O game surpreende ao abraçar narrativas heteronormativas e abandonar a força LGBTQIA+ da protagonista
Desde seu lançamento, Bayonetta 3 tem gerado debates intensos dentro da comunidade gamer, especialmente entre fãs LGBTQIA+. A icônica bruxa, que há muito tempo simboliza uma figura queer poderosa e sexualmente livre, teve sua essência questionada e até subvertida neste capítulo da franquia. A equipe editorial do acapa.com.br traz uma análise aprofundada sobre como o jogo, em vez de reforçar a representatividade, optou por um caminho de heteronormatividade e estereótipos que soam desanimadores para muitos fãs.
Bayonetta: de ícone queer a símbolo heteronormativo
Bayonetta sempre foi vista como uma diva queer, um ícone para a comunidade LGBTQIA+ por sua estética exagerada, feminilidade poderosa e atitude desafiadora. Essa persona a tornou simultaneamente um símbolo de empoderamento para pessoas queer e um objeto de desejo para públicos diversos. Sua relação com Jeanne, outra bruxa da série, foi interpretada por fãs como potencial romance, mesmo que nunca oficialmente confirmado.
No entanto, Bayonetta 3 rompe com essa expectativa, apresentando um enredo que reforça o paradigma heterossexual tradicional. A narrativa final associa Bayonetta e seu interesse amoroso masculino, Luka, às figuras bíblicas de Adão e Eva, um simbolismo carregado de normas patriarcais e uma visão tóxica dos relacionamentos de gênero. Essa escolha surpreendeu e decepcionou muitos que esperavam uma continuidade da subversão das convenções que a série havia construído até então.

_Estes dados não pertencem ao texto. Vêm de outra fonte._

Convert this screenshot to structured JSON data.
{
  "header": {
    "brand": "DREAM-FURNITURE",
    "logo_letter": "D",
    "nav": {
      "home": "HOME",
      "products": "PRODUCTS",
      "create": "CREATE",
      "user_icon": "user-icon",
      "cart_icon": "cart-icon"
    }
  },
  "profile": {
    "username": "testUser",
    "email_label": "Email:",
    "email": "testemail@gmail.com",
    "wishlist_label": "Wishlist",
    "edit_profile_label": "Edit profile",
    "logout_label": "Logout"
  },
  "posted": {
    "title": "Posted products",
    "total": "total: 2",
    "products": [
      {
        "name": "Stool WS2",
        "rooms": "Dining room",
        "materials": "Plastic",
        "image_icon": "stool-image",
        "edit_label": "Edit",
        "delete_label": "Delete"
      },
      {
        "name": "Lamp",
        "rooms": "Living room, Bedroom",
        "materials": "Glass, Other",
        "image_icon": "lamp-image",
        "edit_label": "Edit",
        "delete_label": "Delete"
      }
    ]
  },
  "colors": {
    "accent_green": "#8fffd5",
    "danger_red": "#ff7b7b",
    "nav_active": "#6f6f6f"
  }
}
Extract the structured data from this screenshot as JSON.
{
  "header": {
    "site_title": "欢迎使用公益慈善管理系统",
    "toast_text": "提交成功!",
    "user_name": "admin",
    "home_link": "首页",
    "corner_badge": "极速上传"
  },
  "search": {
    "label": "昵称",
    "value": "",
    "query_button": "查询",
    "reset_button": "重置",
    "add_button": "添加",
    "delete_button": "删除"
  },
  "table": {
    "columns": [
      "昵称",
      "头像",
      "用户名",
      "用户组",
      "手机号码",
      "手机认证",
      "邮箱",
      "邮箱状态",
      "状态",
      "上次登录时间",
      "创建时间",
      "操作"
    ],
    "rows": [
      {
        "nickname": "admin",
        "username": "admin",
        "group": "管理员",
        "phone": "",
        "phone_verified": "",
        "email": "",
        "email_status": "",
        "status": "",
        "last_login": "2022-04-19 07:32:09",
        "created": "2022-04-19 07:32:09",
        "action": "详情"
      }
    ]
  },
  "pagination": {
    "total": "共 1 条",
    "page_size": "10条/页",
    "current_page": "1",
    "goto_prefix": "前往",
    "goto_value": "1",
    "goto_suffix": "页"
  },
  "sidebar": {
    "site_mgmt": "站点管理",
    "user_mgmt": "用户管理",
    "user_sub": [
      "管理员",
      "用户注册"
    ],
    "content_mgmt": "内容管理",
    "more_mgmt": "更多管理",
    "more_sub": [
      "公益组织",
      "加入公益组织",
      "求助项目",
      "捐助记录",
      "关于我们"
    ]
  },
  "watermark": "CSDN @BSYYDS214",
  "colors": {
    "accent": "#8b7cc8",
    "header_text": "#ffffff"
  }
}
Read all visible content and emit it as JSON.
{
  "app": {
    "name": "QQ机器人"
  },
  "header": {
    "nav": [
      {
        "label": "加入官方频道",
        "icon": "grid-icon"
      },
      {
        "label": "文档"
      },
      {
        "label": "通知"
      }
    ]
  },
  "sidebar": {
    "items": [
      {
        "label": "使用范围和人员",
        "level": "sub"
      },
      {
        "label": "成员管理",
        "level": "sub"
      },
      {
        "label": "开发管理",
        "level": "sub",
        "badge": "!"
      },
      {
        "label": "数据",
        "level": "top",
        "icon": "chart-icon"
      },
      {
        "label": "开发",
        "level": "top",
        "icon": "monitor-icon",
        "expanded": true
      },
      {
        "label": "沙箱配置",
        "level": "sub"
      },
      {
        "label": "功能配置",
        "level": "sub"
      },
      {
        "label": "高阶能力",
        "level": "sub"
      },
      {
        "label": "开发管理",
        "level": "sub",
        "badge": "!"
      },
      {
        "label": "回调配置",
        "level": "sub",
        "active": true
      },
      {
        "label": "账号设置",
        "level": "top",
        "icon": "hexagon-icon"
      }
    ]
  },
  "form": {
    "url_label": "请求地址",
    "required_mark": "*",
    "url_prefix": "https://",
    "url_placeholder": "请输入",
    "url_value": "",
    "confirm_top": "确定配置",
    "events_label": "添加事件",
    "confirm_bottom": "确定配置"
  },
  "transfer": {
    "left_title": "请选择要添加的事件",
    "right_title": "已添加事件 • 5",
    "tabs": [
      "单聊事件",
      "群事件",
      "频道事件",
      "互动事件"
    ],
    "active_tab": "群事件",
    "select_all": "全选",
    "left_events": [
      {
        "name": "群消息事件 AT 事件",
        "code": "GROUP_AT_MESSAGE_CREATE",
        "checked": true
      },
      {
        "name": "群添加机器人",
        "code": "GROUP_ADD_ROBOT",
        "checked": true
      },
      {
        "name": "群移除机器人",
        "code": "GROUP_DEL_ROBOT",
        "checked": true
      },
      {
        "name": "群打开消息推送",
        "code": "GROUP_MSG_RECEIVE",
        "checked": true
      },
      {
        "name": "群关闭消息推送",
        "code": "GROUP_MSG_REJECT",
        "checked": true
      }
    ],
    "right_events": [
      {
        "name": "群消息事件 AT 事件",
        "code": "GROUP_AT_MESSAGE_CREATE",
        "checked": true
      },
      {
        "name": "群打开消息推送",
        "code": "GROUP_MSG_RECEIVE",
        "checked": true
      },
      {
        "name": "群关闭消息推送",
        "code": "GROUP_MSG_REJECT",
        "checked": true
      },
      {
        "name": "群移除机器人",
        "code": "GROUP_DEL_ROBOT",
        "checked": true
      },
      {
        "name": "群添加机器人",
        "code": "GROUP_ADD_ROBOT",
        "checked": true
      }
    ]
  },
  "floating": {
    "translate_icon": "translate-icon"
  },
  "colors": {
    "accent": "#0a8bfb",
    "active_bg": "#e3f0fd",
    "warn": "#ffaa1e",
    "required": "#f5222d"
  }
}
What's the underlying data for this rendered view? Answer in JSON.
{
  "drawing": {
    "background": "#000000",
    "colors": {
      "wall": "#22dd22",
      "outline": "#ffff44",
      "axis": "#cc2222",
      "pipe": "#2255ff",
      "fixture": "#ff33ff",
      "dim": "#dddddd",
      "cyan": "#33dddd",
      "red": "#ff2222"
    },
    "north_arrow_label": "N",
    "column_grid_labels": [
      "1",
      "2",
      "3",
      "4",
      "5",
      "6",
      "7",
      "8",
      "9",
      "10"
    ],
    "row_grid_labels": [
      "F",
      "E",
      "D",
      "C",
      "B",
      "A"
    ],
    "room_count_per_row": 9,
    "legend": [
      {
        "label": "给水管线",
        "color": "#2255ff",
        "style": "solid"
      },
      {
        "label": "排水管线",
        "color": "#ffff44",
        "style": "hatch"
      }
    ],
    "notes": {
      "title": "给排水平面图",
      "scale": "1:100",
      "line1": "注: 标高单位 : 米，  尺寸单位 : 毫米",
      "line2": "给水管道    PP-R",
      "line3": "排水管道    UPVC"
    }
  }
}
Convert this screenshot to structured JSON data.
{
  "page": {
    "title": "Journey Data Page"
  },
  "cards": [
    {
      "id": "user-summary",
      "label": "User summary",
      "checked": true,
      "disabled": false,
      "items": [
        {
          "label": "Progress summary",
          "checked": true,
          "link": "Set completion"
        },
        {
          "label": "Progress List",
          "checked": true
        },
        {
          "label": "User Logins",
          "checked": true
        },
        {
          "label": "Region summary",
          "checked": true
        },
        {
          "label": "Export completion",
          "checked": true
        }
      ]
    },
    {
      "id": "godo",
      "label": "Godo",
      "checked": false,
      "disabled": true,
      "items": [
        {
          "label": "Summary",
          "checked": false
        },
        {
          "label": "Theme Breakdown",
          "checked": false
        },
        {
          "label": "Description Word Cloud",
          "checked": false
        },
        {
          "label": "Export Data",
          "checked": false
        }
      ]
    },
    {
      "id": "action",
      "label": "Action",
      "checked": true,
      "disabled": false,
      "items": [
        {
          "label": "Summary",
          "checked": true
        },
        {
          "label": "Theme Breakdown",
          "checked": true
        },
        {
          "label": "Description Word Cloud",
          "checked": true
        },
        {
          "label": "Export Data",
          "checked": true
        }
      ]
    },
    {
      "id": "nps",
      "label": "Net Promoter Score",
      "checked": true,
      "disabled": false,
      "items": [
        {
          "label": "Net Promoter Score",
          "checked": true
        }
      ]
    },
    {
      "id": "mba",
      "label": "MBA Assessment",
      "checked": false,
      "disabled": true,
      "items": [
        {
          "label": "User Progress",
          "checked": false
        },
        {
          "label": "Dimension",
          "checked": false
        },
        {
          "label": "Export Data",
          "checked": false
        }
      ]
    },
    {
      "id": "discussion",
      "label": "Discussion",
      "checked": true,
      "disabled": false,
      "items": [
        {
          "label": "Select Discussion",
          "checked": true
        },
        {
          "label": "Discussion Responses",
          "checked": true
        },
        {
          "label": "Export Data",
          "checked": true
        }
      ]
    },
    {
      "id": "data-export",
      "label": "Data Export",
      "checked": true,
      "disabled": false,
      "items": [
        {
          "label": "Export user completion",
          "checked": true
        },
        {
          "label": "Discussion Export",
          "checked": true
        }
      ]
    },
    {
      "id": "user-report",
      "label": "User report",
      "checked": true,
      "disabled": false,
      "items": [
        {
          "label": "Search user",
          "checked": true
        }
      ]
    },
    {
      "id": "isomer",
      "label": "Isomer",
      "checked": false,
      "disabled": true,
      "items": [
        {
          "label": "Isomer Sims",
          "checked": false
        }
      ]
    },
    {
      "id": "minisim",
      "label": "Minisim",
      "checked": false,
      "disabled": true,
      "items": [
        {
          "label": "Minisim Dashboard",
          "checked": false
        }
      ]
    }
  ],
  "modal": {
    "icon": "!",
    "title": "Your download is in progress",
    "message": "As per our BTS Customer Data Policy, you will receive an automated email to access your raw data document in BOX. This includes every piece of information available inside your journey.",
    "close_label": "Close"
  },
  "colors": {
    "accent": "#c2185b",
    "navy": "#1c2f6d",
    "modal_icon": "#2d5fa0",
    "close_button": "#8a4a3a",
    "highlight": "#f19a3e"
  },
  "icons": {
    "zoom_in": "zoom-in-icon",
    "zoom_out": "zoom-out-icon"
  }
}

Relações tóxicas e estereótipos problemáticos
Luka, que antes servia como um alívio cômico, é retratado em Bayonetta 3 como uma figura atormentada que se transforma em um lobisomem violento, incapaz de controlar seus impulsos agressivos. Esse arco reforça o clichê do homem como predador irracional, enquanto Bayonetta é colocada na posição de vítima que deve perdoar e amar apesar da violência sofrida. Essa dinâmica é especialmente problemática quando se pensa em representatividade, pois naturaliza relacionamentos abusivos sob a desculpa de amor predestinado.
Além disso, a personagem Jeanne, que muitos fãs esperavam ver com um papel mais expressivo, é relegada a missões secundárias simplificadas e tem um desfecho abrupto e pouco digno. A ausência de sua presença ativa no enredo principal reforça a sensação de apagamento das relações queer e do empoderamento feminino que marcaram os jogos anteriores.
Viola: uma nova geração, mas com desafios
Viola, filha de Bayonetta e Luka de uma linha temporal paralela, é apresentada como a nova protagonista em potencial. Embora sua jogabilidade traga inovação, seu estilo radicalmente diferente e sua personalidade juvenil acabam afastando parte dos jogadores, que não conseguem se conectar facilmente com ela. Essa recepção dificulta que Viola seja vista como uma sucessora à altura da heroína que a comunidade tanto admira.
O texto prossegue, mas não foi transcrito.